And that means, waiting another year or two before reaping any harvest of what we have sown together.  New trees are often vulnerable and at the mercy of ill winds and icy rains.  It takes years to put down roots, and to see those roots strengthen in the earth which itself must change to make room for them. 

 

Perhaps though, that is the first indication of the harvest.  There is a kind of adaptation, a slow-moving dance that takes place between Rabbi and congregation as they get to know each other, until they become almost part of each other.  An interaction must take place, a building of trust, an ability to change and adapt, to find a place for the new on both sides, an accommodation with the old.  But the real test is the yield and the harvest.  What is it that we can produce together?  What fruits shall we grow?  In three years time, we shall celebrate our centenary and, as I mentioned this morning, that will give us the opportunity to celebrate one hundred years of our existence.

 

It is a platitude to say that we live in very different times from those who founded and joined this synagogue at its inception.  In some ways, they were very clear that they wanted to provide a different kind of synagogue for their members – philosophically and religiously.  Montefiore certainly was clear that orthodoxy was not compatible with those who accepted the Torah as a historical document, as the product of the environment in which it was written.  And both Montefiore and Lily Montagu, while respectful of tradition (Lily Montagu always walked to and from West Central Synagogue on Shabbat afternoon in order to avoid offending her orthodox parents) understood that Liberal Judaism had to be prayerful, its rituals had to have meaning and significance.  And both felt utterly committed to the future survival of Judaism.

 

The upheavals of the twentieth century, especially the Shoah,  the establishment of the State of Israel and the rise of fundamentalism, which in Jewish terms doesn’t simply mean literalist interpretations of Jewish texts, but – if I can put it in this way – a fundamental shift away from an integrationist model of existence towards segregation and rejection of the non-Jewish and indeed non-orthodox Jewish world, all these things and more have utterly blown away the assumptions and hopes that our founders had at the beginning of the last century.  In the first years and decades following the foundation of this synagogue, not only did it have to move premises to accommodate an ever growing congregation, but it spawned other congregations both here in London and in other major British cities.  It inspired immense loyalties and that seems something to build on constructively, while at the same time assessing what our needs are for the twenty-first century.

 

And here are my dreams of the harvest that we will reap together.   Last year we planted a little seed, actually it was Alex Cowan a member of this synagogue, a disability consultant for Jewish Care who came up with the name Crystal Clear Service.  She wanted our services to create access on every conceivable level – physical, emotional, intellectual – to all our members and non-members.  What began has a tentative step has taken root.  We have held two Crystal Clear services in partnership with the Jewish Deaf Association.  And this morning, in the Montefiore Hall, it was such a privilege to welcome Sue Cipin, the Executive Director of JDA and Susie Lithman Romeo, the palantypist who made our service accessible for those who neither lip-read nor have British Sign Language.   This week I bumped into a representative from the Jewish Association for the Mentally Ill (Jami) to invite them to participate in our next service which will be held in November.  Our Crystal Clear services, which have been borrowed by other synagogues, symbolise for me the direction our spiritual and prayer life can take in this congregation.  Fully accessible to all our members, with language and ritual which is clear and meaningful; participative, relaxed and one of an array of services which are tailored to suit the needs of different groups and individuals.  Recent research has shown that the 18-35 group enjoy more services that are shaped for their needs.
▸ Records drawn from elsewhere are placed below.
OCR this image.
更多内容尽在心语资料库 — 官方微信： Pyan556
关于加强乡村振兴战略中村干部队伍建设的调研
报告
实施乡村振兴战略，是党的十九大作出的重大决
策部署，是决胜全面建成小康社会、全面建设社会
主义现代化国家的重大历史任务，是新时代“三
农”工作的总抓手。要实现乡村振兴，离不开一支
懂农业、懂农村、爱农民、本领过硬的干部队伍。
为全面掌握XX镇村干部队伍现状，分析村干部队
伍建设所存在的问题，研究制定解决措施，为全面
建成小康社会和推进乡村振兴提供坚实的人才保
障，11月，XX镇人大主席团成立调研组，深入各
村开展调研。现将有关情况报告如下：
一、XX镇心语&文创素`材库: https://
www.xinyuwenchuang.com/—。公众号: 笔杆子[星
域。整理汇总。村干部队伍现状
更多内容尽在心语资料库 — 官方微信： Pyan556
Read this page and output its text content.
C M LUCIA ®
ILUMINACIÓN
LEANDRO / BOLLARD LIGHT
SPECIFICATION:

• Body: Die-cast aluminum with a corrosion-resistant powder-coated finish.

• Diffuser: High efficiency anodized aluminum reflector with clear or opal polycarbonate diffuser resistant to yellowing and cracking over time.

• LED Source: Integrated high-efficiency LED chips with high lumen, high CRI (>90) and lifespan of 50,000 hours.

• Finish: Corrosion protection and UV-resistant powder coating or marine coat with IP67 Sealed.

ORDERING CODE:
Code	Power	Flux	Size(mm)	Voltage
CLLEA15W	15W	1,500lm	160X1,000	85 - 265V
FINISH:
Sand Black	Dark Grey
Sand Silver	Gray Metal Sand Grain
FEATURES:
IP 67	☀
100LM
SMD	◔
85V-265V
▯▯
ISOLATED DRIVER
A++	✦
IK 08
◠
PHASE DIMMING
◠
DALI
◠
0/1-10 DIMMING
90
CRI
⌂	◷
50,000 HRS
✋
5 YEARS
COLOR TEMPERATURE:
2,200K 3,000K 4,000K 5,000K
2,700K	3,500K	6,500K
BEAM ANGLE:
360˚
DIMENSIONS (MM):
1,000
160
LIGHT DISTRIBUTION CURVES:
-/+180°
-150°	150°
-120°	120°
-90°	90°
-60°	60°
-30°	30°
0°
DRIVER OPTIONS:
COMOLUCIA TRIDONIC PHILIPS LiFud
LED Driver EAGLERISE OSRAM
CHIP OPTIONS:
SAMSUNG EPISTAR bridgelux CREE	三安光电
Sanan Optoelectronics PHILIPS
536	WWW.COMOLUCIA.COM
In a synagogue our own size, with educated lay-readers, we should be able to provide choice and draw in more of our members and their friends.

 

And that leads me to the second seed that I would like to see take root and grow more vigorously – Jewish learning.  It always surprises me at the beginning of the academic year how full and lively our Religion School is, with new younger children joining our classes and a new influx of parents joining the congregation seeking Jewish education for their children.  And when you are about younger children, there is a wonderful energy and thirst for knowledge.  My own class of twenty 11-12 year olds whom I teach before the service on Shabbat morning are already gasping to talk about their beliefs and to ask so many questions.  Here are our young people wanting to place their daily lives, their family relationships and friendships, their work into a spiritual framework, who feel, in fact know, that Judaism has something positive to teach them in their search for meaning and happiness.   And what of their parents and those who have ceased formal education in our community?  I wonder whether we place an equal value on Jewish education for ourselves as we do for our children.  What could we accomplish in partnership with an organisation such as Spiro Ark?  How can we encourage our own members to reach out to explore Jewish texts, history, observances, the way our tradition has shaped itself in relation to the historical trends of wider society?
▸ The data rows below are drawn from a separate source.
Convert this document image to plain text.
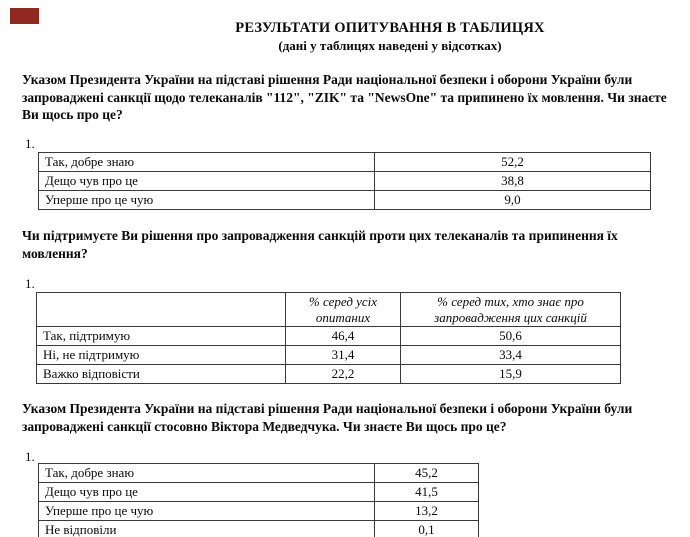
РЕЗУЛЬТАТИ ОПИТУВАННЯ В ТАБЛИЦЯХ
(дані у таблицях наведені у відсотках)
Указом Президента України на підставі рішення Ради національної безпеки і оборони України були запроваджені санкції щодо телеканалів "112", "ZIK" та "NewsOne" та припинено їх мовлення. Чи знаєте Ви щось про це?
1.
Так, добре знаю	52,2
Дещо чув про це	38,8
Уперше про це чую	9,0
Чи підтримуєте Ви рішення про запровадження санкцій проти цих телеканалів та припинення їх мовлення?
1.
	% серед усіх опитаних	% серед тих, хто знає про запровадження цих санкцій
Так, підтримую	46,4	50,6
Ні, не підтримую	31,4	33,4
Важко відповісти	22,2	15,9
Указом Президента України на підставі рішення Ради національної безпеки і оборони України були запроваджені санкції стосовно Віктора Медведчука. Чи знаєте Ви щось про це?
1.
Так, добре знаю	45,2
Дещо чув про це	41,5
Уперше про це чую	13,2
Не відповіли	0,1
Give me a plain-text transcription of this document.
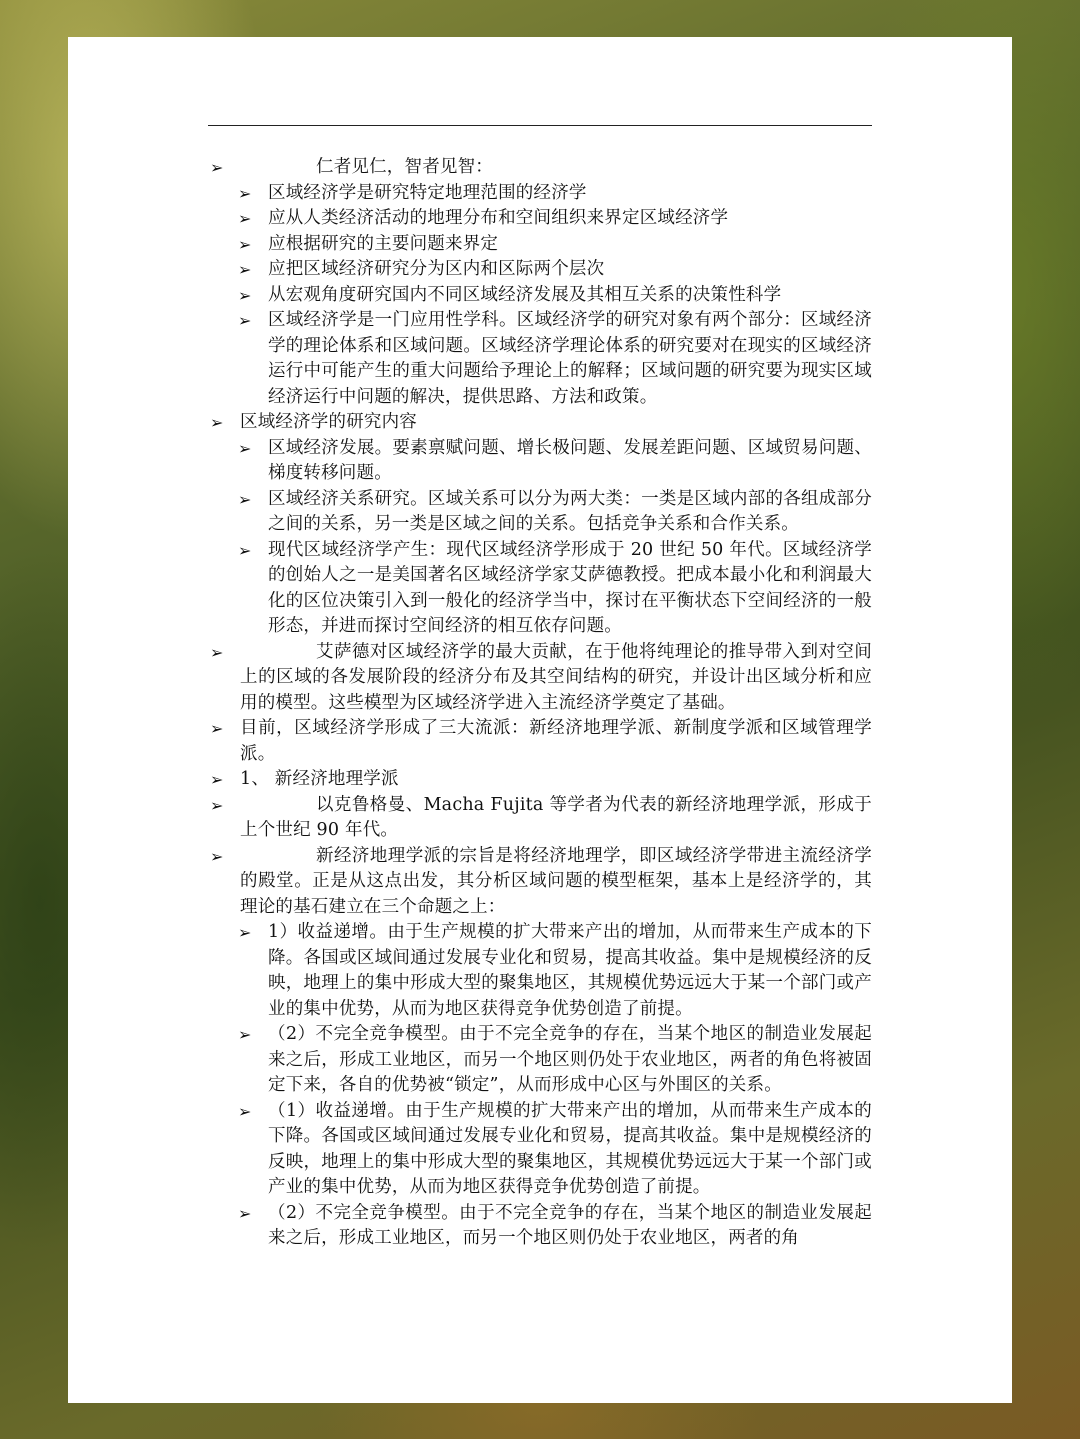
➢	仁者见仁，智者见智：
➢ 区域经济学是研究特定地理范围的经济学
➢ 应从人类经济活动的地理分布和空间组织来界定区域经济学
➢ 应根据研究的主要问题来界定
➢ 应把区域经济研究分为区内和区际两个层次
➢ 从宏观角度研究国内不同区域经济发展及其相互关系的决策性科学
➢ 区域经济学是一门应用性学科。区域经济学的研究对象有两个部分：区域经济学的理论体系和区域问题。区域经济学理论体系的研究要对在现实的区域经济运行中可能产生的重大问题给予理论上的解释；区域问题的研究要为现实区域经济运行中问题的解决，提供思路、方法和政策。
➢ 区域经济学的研究内容
➢ 区域经济发展。要素禀赋问题、增长极问题、发展差距问题、区域贸易问题、梯度转移问题。
➢ 区域经济关系研究。区域关系可以分为两大类：一类是区域内部的各组成部分之间的关系，另一类是区域之间的关系。包括竞争关系和合作关系。
➢ 现代区域经济学产生：现代区域经济学形成于 20 世纪 50 年代。区域经济学的创始人之一是美国著名区域经济学家艾萨德教授。把成本最小化和利润最大化的区位决策引入到一般化的经济学当中，探讨在平衡状态下空间经济的一般形态，并进而探讨空间经济的相互依存问题。
➢	艾萨德对区域经济学的最大贡献，在于他将纯理论的推导带入到对空间上的区域的各发展阶段的经济分布及其空间结构的研究，并设计出区域分析和应用的模型。这些模型为区域经济学进入主流经济学奠定了基础。
➢ 目前，区域经济学形成了三大流派：新经济地理学派、新制度学派和区域管理学派。
➢ 1、 新经济地理学派
➢	以克鲁格曼、Macha Fujita 等学者为代表的新经济地理学派，形成于上个世纪 90 年代。
➢	新经济地理学派的宗旨是将经济地理学，即区域经济学带进主流经济学的殿堂。正是从这点出发，其分析区域问题的模型框架，基本上是经济学的，其理论的基石建立在三个命题之上：
➢ 1）收益递增。由于生产规模的扩大带来产出的增加，从而带来生产成本的下降。各国或区域间通过发展专业化和贸易，提高其收益。集中是规模经济的反映，地理上的集中形成大型的聚集地区，其规模优势远远大于某一个部门或产业的集中优势，从而为地区获得竞争优势创造了前提。
➢ （2）不完全竞争模型。由于不完全竞争的存在，当某个地区的制造业发展起来之后，形成工业地区，而另一个地区则仍处于农业地区，两者的角色将被固定下来，各自的优势被“锁定”，从而形成中心区与外围区的关系。
➢ （1）收益递增。由于生产规模的扩大带来产出的增加，从而带来生产成本的下降。各国或区域间通过发展专业化和贸易，提高其收益。集中是规模经济的反映，地理上的集中形成大型的聚集地区，其规模优势远远大于某一个部门或产业的集中优势，从而为地区获得竞争优势创造了前提。
➢ （2）不完全竞争模型。由于不完全竞争的存在，当某个地区的制造业发展起来之后，形成工业地区，而另一个地区则仍处于农业地区，两者的角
And the third seed?  Our young people.  How do we follow up the exciting climax of Kabbalat Torah?  How do we ensure that you are prepared in your meeting of other faiths or no faith at university?  How do we give you leadership skills to provide what you need and want Jewishly at College?  How do we keep in touch with you to let you know that this, your home community, cares for you and wants to reach out and keep in touch?  And when you return to London with or without partners, what do we do to draw you in again, to involve you in the Jewish intellectual, social and political life of this community?  We waste too much time talking about what we would like to do.  This is the most urgent project, the one which will require investment of time, money and ideas.  It requires the help and support of those who have completed their studies and want to come back to create links with different charities with World Jewish Relief for example, with Tzedek, with the Jewish Forum for Human Rights and many others.  Our work isn’t only religious, it must also be political, social, ethical.  Without practical consequences, religion remains half-baked. 

 

That is why Jonah provides such a deeply human model for our behaviour.  He sits, he waits, he contemplates, he prays, he reflects.  And then he acts – into the heart of Nineveh to pronounce God’s warning and to create some change in the world.  And then again beneath the shelter of the gourd, he sits, he waits, he prays, he reflects…..  And then?  We must write the next page for ourselves, for surely if Jonah is a model of hope, then he will act again, and again and again.  And that is us – let us sit here for a little longer, let us wait and contemplate and pray and reflect.  But then, let us act and soon behold the harvest of our actions.